Contemplado en la legislación española vigente, el DGP está indicado, por una parte, para aquellas parejas o pacientes portadores o afectados por enfermedades de origen genético o cromosómico que puedan ser transmitidas a la descendencia.
Además, el DGP puede ser la solución para parejas que ya hayan sufrido abortos de repetición, mujeres de edad avanzada, pacientes en las que repetidamente se producen embriones con mala morfología y parejas en tratamientos de reproducción que, tras varios intentos de FIV, no han conseguido un embarazo.
Procedimiento a seguir
Siguiendo las recomendaciones de la Sociedad Española de Fertilidad (SEF), la puesta en marcha de un “programa de DGP requiere la implicación de un centro de reproducción asistida, una unidad de asesoramiento genético, un laboratorio de FIV y un laboratorio de diagnóstico genético”.
Antes de llevar a cabo un DGP, la SEF indica que es necesario realizar una evaluación de la historia reproductiva de la pareja o paciente, a quiénes se les aconseja  que “durante este ciclo usen un método contraceptivo para evitar una gestación espontánea”, es decir, un embarazo natural.

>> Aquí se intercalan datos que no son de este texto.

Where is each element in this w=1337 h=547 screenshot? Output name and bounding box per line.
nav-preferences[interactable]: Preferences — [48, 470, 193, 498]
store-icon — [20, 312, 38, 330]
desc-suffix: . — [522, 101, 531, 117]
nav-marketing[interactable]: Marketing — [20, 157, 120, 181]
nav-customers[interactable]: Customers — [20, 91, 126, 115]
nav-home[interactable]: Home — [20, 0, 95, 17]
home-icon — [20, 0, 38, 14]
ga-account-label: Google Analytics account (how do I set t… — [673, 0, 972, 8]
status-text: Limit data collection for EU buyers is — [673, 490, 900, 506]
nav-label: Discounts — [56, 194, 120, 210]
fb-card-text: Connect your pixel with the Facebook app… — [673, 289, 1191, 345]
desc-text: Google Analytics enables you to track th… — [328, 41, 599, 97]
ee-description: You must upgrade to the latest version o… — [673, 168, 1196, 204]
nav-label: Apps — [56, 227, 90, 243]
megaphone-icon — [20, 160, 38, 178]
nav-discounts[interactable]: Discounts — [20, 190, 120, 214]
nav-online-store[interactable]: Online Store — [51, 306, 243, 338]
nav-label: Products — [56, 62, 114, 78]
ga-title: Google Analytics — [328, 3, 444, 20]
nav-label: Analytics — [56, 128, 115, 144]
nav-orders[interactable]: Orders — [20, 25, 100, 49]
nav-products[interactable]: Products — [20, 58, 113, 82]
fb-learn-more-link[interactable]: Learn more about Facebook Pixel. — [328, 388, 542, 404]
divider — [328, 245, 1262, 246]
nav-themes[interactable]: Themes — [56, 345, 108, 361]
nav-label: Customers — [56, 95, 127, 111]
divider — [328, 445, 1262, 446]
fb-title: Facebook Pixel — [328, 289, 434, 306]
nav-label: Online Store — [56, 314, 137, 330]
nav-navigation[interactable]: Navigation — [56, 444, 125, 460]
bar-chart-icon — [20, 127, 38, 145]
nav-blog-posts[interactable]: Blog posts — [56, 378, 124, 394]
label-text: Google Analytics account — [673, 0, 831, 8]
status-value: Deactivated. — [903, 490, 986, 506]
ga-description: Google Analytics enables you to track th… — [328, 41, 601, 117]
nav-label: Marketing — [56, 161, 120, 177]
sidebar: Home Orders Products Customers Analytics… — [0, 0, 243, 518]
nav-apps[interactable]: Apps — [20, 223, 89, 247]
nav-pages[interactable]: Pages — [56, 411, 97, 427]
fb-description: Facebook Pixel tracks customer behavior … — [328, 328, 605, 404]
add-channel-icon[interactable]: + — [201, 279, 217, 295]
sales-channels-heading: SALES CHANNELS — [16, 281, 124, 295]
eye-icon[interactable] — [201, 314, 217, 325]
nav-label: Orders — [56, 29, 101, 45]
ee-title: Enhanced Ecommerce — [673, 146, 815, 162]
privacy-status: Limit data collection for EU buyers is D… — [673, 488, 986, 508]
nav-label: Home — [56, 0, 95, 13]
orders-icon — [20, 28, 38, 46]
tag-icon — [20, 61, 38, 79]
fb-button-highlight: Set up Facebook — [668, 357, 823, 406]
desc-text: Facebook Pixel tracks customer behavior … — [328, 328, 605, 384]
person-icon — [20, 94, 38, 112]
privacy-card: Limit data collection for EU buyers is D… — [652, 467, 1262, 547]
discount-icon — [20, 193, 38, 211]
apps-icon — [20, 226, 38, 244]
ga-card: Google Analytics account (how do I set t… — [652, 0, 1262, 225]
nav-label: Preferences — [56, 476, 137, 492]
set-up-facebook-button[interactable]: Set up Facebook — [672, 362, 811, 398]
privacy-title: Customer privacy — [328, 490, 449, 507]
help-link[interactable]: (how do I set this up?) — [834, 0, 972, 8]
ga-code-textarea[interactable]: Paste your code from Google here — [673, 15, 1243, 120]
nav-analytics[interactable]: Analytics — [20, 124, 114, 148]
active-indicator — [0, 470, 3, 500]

Según la citada organización,  para alcanzar el éxito en un ciclo de DGP es necesario llevar a cabo un protocolo de estimulación de fecundación in vitro estándar,  “utilizando agonistas de la GnRH, ya que facilitan el control del ciclo y aumentan la eficacia, en comparación con el empleo de gonadotropinas solas”.
Biopsias celulares
La SEF señala que “el DGP se basa en el estudio del material biológico obtenido de biopsias celulares, ya sea de los corpúsculos polares o de células embrionarias”.
Por un lado, para el DGP se recomienda biopsiar embriones en el día +3 de la fecundación (en estadio de blastómero) o en el día +5 o +6 (en estadio de blastocisto).

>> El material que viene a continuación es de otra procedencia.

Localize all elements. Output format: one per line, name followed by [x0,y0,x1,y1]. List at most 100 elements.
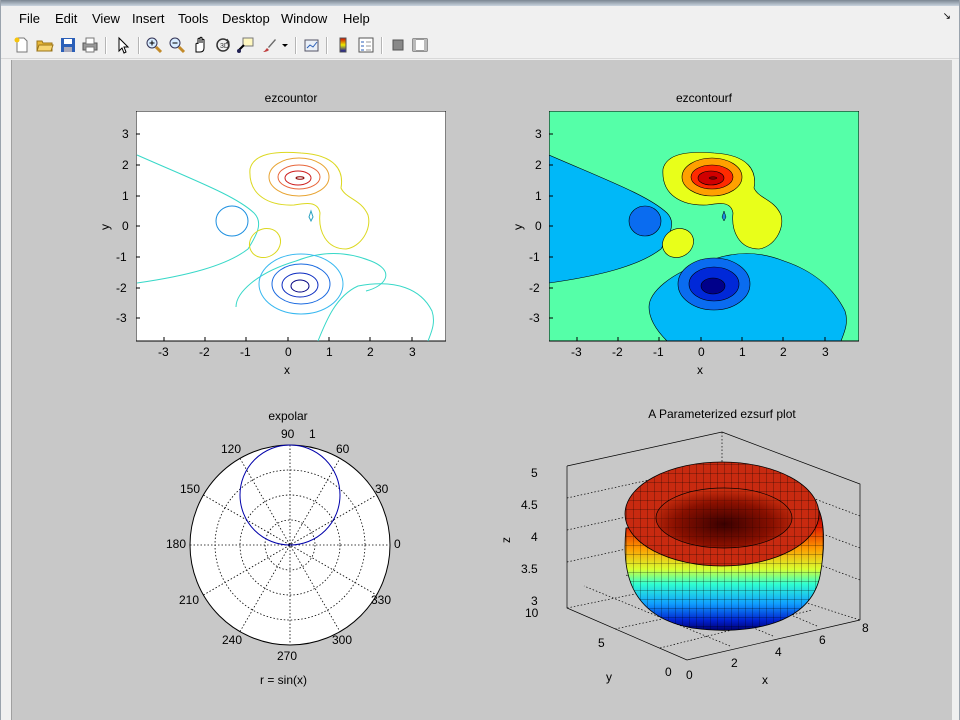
x-tick-label: -2 [199,345,210,359]
y-tick-label: -3 [116,311,127,325]
x-tick-label: 3 [822,345,829,359]
y-tick-label: -1 [116,250,127,264]
new-file-icon[interactable] [13,36,31,54]
angle-label: 270 [277,649,298,663]
svg-text:3D: 3D [220,43,229,50]
x-tick-label: -1 [240,345,251,359]
toolbar-separator [138,37,140,54]
contour-plot-area[interactable] [136,111,446,342]
surf-ylabel: y [606,670,612,684]
contourf-title: ezcontourf [675,91,733,105]
insert-colorbar-icon[interactable] [334,36,352,54]
angle-label: 60 [336,442,350,456]
menu-window[interactable]: Window [281,11,327,26]
angle-label: 330 [371,593,392,607]
hide-plot-tools-icon[interactable] [389,36,407,54]
menu-tools[interactable]: Tools [178,11,208,26]
surf-title: A Parameterized ezsurf plot [648,407,796,421]
angle-label: 240 [222,633,243,647]
angle-label: 300 [332,633,353,647]
zoom-out-icon[interactable] [168,36,186,54]
x-tick-label: -1 [653,345,664,359]
y-tick-label: 0 [122,219,129,233]
z-tick-label: 5 [531,466,538,480]
y-tick-label: -2 [529,281,540,295]
menu-bar: File Edit View Insert Tools Desktop Wind… [1,6,959,32]
y-tick-label: 10 [525,606,539,620]
x-tick-label: 0 [285,345,292,359]
polar-xlabel: r = sin(x) [260,673,308,687]
contour-xlabel: x [284,363,290,377]
menu-help[interactable]: Help [343,11,370,26]
menu-view[interactable]: View [92,11,120,26]
x-tick-label: 2 [780,345,787,359]
surf-zlabel: z [499,537,513,543]
y-tick-label: 3 [122,127,129,141]
toolbar-separator [105,37,107,54]
y-tick-label: 2 [535,158,542,172]
y-tick-label: 2 [122,158,129,172]
x-tick-label: 1 [739,345,746,359]
polar-plot-area[interactable] [188,443,392,647]
menu-desktop[interactable]: Desktop [222,11,270,26]
contourf-xlabel: x [697,363,703,377]
x-tick-label: -3 [571,345,582,359]
y-tick-label: -2 [116,281,127,295]
angle-label: 150 [180,482,201,496]
x-tick-label: 6 [819,633,826,647]
menu-file[interactable]: File [19,11,40,26]
x-tick-label: 4 [775,645,782,659]
y-tick-label: 5 [598,636,605,650]
dock-arrow-icon[interactable]: ↘ [943,11,951,22]
contour-ylabel: y [98,224,112,230]
x-tick-label: 0 [698,345,705,359]
x-tick-label: 2 [731,656,738,670]
contour-title: ezcountor [264,91,318,105]
rotate-3d-icon[interactable]: 3D [214,36,232,54]
y-tick-label: -1 [529,250,540,264]
data-cursor-icon[interactable] [236,36,254,54]
brush-icon[interactable] [260,36,278,54]
angle-label: 180 [166,537,187,551]
y-tick-label: 0 [665,665,672,679]
angle-label: 90 [281,427,295,441]
y-tick-label: 1 [122,189,129,203]
matlab-figure-window: File Edit View Insert Tools Desktop Wind… [0,0,960,720]
x-tick-label: 3 [409,345,416,359]
x-tick-label: 0 [686,668,693,682]
x-tick-label: 8 [862,621,869,635]
link-plot-icon[interactable] [303,36,321,54]
z-tick-label: 4.5 [521,498,538,512]
pointer-icon[interactable] [114,36,132,54]
angle-label: 120 [221,442,242,456]
print-icon[interactable] [81,36,99,54]
radius-label: 1 [309,427,316,441]
menu-edit[interactable]: Edit [55,11,77,26]
x-tick-label: -2 [612,345,623,359]
pan-icon[interactable] [191,36,209,54]
surf-xlabel: x [762,673,768,687]
z-tick-label: 3.5 [521,562,538,576]
open-folder-icon[interactable] [36,36,54,54]
brush-dropdown-icon[interactable] [280,36,290,54]
menu-insert[interactable]: Insert [132,11,165,26]
x-tick-label: 1 [326,345,333,359]
contourf-ylabel: y [511,224,525,230]
y-tick-label: 1 [535,189,542,203]
toolbar-separator [326,37,328,54]
angle-label: 210 [179,593,200,607]
save-icon[interactable] [59,36,77,54]
x-tick-label: 2 [367,345,374,359]
show-plot-tools-icon[interactable] [411,36,429,54]
insert-legend-icon[interactable] [357,36,375,54]
y-tick-label: 3 [535,127,542,141]
figure-toolbar: 3D [1,32,959,59]
toolbar-separator [295,37,297,54]
zoom-in-icon[interactable] [145,36,163,54]
contourf-plot-area[interactable] [549,111,859,342]
surf-plot-area[interactable] [542,428,862,668]
angle-label: 0 [394,537,401,551]
toolbar-separator [381,37,383,54]
y-tick-label: 0 [535,219,542,233]
z-tick-label: 4 [531,530,538,544]
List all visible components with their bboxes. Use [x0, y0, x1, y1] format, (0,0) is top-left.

Por otro, ante la sospecha de posibles alteraciones cromosómicas en los óvulos de la mujer, se recomienda hacer el DGP en ovocitos. Para ello, se realiza una biopsia en el ovocito y se extrae el corpúsculo polar.

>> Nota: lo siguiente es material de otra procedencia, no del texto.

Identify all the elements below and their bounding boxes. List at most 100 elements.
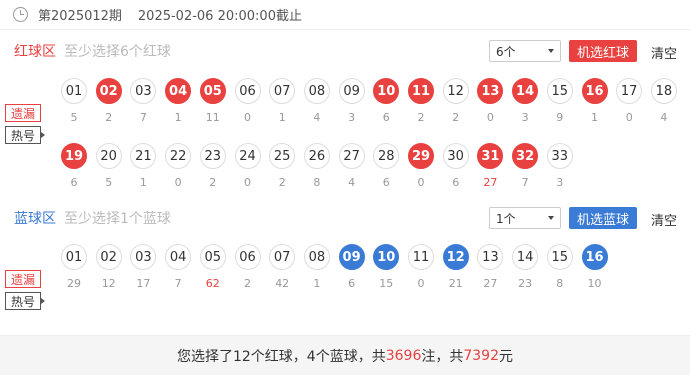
blue-ball-15[interactable]: 15 xyxy=(546,244,573,270)
miss-tag-blue[interactable]: 遗漏 xyxy=(5,270,41,288)
miss-tag-red[interactable]: 遗漏 xyxy=(5,104,41,122)
red-ball-10[interactable]: 10 xyxy=(373,78,400,104)
red-ball-06[interactable]: 06 xyxy=(234,78,261,104)
red-ball-27[interactable]: 27 xyxy=(338,143,365,169)
red-miss-value: 6 xyxy=(452,176,460,189)
blue-ball-03[interactable]: 03 xyxy=(130,244,157,270)
blue-miss-value: 62 xyxy=(205,277,220,290)
hot-tag-red[interactable]: 热号 xyxy=(5,126,41,144)
red-miss-value: 4 xyxy=(660,111,668,124)
red-ball-23[interactable]: 23 xyxy=(199,143,226,169)
red-ball-13[interactable]: 13 xyxy=(477,78,504,104)
blue-ball-12[interactable]: 12 xyxy=(442,244,469,270)
red-miss-value: 2 xyxy=(452,111,460,124)
blue-miss-value: 12 xyxy=(101,277,116,290)
blue-ball-11[interactable]: 11 xyxy=(408,244,434,270)
red-ball-07[interactable]: 07 xyxy=(269,78,296,104)
red-miss-value: 6 xyxy=(382,111,390,124)
blue-miss-value: 1 xyxy=(313,277,321,290)
red-ball-21[interactable]: 21 xyxy=(130,143,157,169)
blue-ball-16[interactable]: 16 xyxy=(581,244,608,270)
red-ball-03[interactable]: 03 xyxy=(130,78,157,104)
red-ball-01[interactable]: 01 xyxy=(61,78,87,104)
red-ball-16[interactable]: 16 xyxy=(581,78,608,104)
blue-ball-09[interactable]: 09 xyxy=(338,244,365,270)
red-ball-22[interactable]: 22 xyxy=(165,143,192,169)
caret-right-icon xyxy=(41,132,45,138)
chevron-down-icon xyxy=(548,49,554,53)
blue-ball-01[interactable]: 01 xyxy=(61,244,87,270)
red-miss-value: 4 xyxy=(348,176,356,189)
red-count-value: 6个 xyxy=(496,44,516,59)
red-miss-value: 5 xyxy=(105,176,113,189)
clear-blue-button[interactable]: 清空 xyxy=(651,210,677,229)
red-section-hint: 至少选择6个红球 xyxy=(64,44,171,60)
random-blue-button[interactable]: 机选蓝球 xyxy=(569,207,638,229)
red-ball-17[interactable]: 17 xyxy=(616,78,643,104)
chevron-down-icon xyxy=(548,216,554,220)
red-section-header: 红球区 至少选择6个红球 6个 机选红球 清空 xyxy=(0,38,690,64)
blue-ball-05[interactable]: 05 xyxy=(199,244,226,270)
red-ball-04[interactable]: 04 xyxy=(165,78,192,104)
red-ball-18[interactable]: 18 xyxy=(650,78,677,104)
red-miss-value: 9 xyxy=(556,111,564,124)
red-ball-11[interactable]: 11 xyxy=(408,78,434,104)
red-ball-26[interactable]: 26 xyxy=(303,143,330,169)
random-red-button[interactable]: 机选红球 xyxy=(569,40,638,62)
red-ball-14[interactable]: 14 xyxy=(512,78,539,104)
selection-summary: 您选择了12个红球，4个蓝球，共 3696 注，共 7392 元 xyxy=(0,335,690,375)
red-miss-value: 0 xyxy=(174,176,182,189)
blue-miss-value: 27 xyxy=(483,277,498,290)
red-ball-20[interactable]: 20 xyxy=(95,143,122,169)
blue-miss-value: 7 xyxy=(174,277,182,290)
red-count-select[interactable]: 6个 xyxy=(489,40,561,62)
red-ball-12[interactable]: 12 xyxy=(442,78,469,104)
blue-ball-06[interactable]: 06 xyxy=(234,244,261,270)
red-ball-19[interactable]: 19 xyxy=(61,143,87,169)
red-miss-value: 2 xyxy=(278,176,286,189)
red-ball-08[interactable]: 08 xyxy=(303,78,330,104)
blue-miss-value: 29 xyxy=(67,277,81,290)
hot-tag-blue[interactable]: 热号 xyxy=(5,292,41,310)
blue-ball-08[interactable]: 08 xyxy=(303,244,330,270)
red-miss-value: 1 xyxy=(591,111,598,124)
red-ball-25[interactable]: 25 xyxy=(269,143,296,169)
clear-red-button[interactable]: 清空 xyxy=(651,43,677,62)
red-ball-09[interactable]: 09 xyxy=(338,78,365,104)
red-miss-value: 1 xyxy=(174,111,182,124)
blue-miss-value: 42 xyxy=(275,277,290,290)
red-ball-28[interactable]: 28 xyxy=(373,143,400,169)
bet-unit: 注，共 xyxy=(421,348,464,365)
red-ball-15[interactable]: 15 xyxy=(546,78,573,104)
blue-ball-10[interactable]: 10 xyxy=(373,244,400,270)
red-ball-24[interactable]: 24 xyxy=(234,143,261,169)
amount-unit: 元 xyxy=(499,348,513,365)
blue-miss-value: 0 xyxy=(417,277,425,290)
red-ball-33[interactable]: 33 xyxy=(546,143,573,169)
blue-ball-07[interactable]: 07 xyxy=(269,244,296,270)
red-ball-29[interactable]: 29 xyxy=(408,143,434,169)
red-ball-32[interactable]: 32 xyxy=(512,143,539,169)
red-miss-value: 27 xyxy=(483,176,498,189)
blue-section-title: 蓝球区 xyxy=(14,211,56,227)
blue-miss-value: 2 xyxy=(244,277,251,290)
blue-ball-04[interactable]: 04 xyxy=(165,244,192,270)
red-miss-value: 2 xyxy=(105,111,113,124)
clock-icon xyxy=(13,7,28,22)
blue-ball-13[interactable]: 13 xyxy=(477,244,504,270)
red-miss-value: 0 xyxy=(486,111,494,124)
period-label: 第2025012期 xyxy=(38,9,122,24)
blue-ball-02[interactable]: 02 xyxy=(95,244,122,270)
red-miss-value: 6 xyxy=(382,176,390,189)
blue-ball-14[interactable]: 14 xyxy=(512,244,539,270)
red-ball-30[interactable]: 30 xyxy=(442,143,469,169)
red-miss-value: 1 xyxy=(139,176,147,189)
red-ball-05[interactable]: 05 xyxy=(199,78,226,104)
blue-count-select[interactable]: 1个 xyxy=(489,207,561,229)
header-bar: 第2025012期 2025-02-06 20:00:00截止 xyxy=(0,0,690,30)
red-miss-value: 11 xyxy=(205,111,220,124)
red-miss-value: 2 xyxy=(417,111,425,124)
red-miss-value: 5 xyxy=(70,111,78,124)
red-ball-31[interactable]: 31 xyxy=(477,143,504,169)
red-ball-02[interactable]: 02 xyxy=(95,78,122,104)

La SEF considera “aceptable obtener biopsias de un  primer y segundo corpúsculo polar”: el primero, el mismo día de la recuperación de ovocitos, y el segundo, en el periodo de 18 a 22 horas después de la inseminación.  
Análisis de las células extraídas
Una vez realizada la biopsia, se lleva a cabo el análisis genético de la célula extraída utilizando técnicas de diagnóstico como Hibridación in Situ Fluorescente (FISH), Reacción en Cadena de la Polimerasa (PCR) o Amplificación de Desplazamiento Múltiple (MDA). Todas estas técnicas permiten detectar si el embrión o ovocito es portador de alguna alteración cromosómica o génica.
Fecundación in Vitro
Los embriones seleccionados tras el citado análisis genético son transferidos al útero de la paciente a través de la técnica del FIV convencional. Por otro lado, después de analizar los cromosomas de los corpúsculos polares, los óvulos que son cromosómicamente normales se fecundarían a través de la técnica FIV mediante Microinyección Intracitoplasmática de Espermatozoides (FIV-ICSI).